For me, it’s a way to see things as they are– to take stock of the mechanics of an organization and illustrate the relationships among people, machines, and software. I created photo books using Google Photos for each facility and gave them to the people who run the plants:
Sketching
Another important part of my practice is sketching. I use Microsoft OneNote on my Surface Book 2 laptop with the Surface pen. On my iPad, I use Adobe sketch on an Apple Pencil. I am enamored with drawing on screens.
I also like the placement of less formal, less-than-perfect sketches inside traditional management documents. It is disarmingly simple and makes people comfortable. It also makes me feel more creative and able to float above details and see the broad strokes of a situation.
Ideation
I am a big fan of structured ideation sessions. When interacting with big groups it is effective to bust out with sharpies and post-its and collect as many ideas as you can muster. I’ve found this is especially useful in industries where there are more strict hierarchies and reporting structures.

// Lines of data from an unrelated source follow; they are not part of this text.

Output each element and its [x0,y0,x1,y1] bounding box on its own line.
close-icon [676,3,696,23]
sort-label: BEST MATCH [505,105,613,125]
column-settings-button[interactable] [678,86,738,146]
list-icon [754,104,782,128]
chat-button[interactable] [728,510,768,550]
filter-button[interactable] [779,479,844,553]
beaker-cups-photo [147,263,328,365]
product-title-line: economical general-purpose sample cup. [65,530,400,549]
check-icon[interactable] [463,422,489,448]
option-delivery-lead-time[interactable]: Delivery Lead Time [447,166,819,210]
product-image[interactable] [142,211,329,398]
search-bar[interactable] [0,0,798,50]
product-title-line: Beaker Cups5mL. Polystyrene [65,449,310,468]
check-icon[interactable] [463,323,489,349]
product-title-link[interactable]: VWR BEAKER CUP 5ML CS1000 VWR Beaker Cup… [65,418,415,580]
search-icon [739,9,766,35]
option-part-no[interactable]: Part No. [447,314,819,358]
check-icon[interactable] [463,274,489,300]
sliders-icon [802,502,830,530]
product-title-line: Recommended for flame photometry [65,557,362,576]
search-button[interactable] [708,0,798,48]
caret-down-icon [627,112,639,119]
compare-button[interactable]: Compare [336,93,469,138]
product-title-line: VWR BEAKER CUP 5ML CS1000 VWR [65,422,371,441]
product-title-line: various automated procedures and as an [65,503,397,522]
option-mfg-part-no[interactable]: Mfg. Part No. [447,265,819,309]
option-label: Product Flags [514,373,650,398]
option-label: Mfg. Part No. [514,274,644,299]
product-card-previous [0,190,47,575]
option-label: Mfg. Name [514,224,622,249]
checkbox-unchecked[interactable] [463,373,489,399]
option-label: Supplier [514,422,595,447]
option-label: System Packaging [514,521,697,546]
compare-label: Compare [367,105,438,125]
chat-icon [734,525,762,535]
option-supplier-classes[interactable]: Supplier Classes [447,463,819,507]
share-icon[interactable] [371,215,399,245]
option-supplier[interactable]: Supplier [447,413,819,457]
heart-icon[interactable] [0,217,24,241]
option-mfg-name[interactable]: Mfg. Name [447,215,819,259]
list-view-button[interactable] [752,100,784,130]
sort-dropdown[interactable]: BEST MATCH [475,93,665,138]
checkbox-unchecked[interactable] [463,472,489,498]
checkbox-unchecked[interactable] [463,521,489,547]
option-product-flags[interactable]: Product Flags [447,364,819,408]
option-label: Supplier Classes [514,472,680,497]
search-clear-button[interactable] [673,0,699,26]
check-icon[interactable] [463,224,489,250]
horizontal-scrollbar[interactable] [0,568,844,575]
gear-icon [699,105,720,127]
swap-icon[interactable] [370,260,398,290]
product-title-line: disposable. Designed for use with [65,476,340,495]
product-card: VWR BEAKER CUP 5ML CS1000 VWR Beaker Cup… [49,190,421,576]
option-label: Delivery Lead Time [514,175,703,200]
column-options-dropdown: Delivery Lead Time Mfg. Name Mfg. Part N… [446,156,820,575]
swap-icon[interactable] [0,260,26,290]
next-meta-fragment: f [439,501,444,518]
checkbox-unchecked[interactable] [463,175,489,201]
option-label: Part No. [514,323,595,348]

In my many years of leading and participating in such sessions, I have also become cynical about how they can be used– to make people *feel* like they are participating without actually planning to incorporate feedback. It’s critical to be upfront with participants about the parameters of the session and how their output will or will not be used.
User Stories
An essential component for understanding an organization is the business process– a set of activities performed by people to achieve business objectives.
In 2019, there are no business processes that are not entwined in some way with software. And since I’ve spent the bulk of my career in technology, the most natural way for me to document a business process is through user stories– informal, natural language descriptions of one or more features of a software system.
This exercise is helpful in analyzing many different software systems that exist in an enterprise that have been built by a different people at different times. When you break it all down into their component features you can see how they all fit together or don’t fit together.
I love this kind of detail work– I learn more about the world.
User Research
I also do structured user research where you just sit with a person and watch them solve their own problems with existing software. These are well-established methods that mix observation with pointed questions without being judgmental. There is a deep focus on curiosity and openness to individual need.
My experience inventing the CUTGroup methodology, helping launch the Cohorts product, and co-creating the Documenters system are all instructive for me as I do this work.
I have loved working in manufacturing because of its abject simplicity. Having worked in municipal data and philanthropy and sales of large systems I really enjoy the deep-dive intensity in a particular company.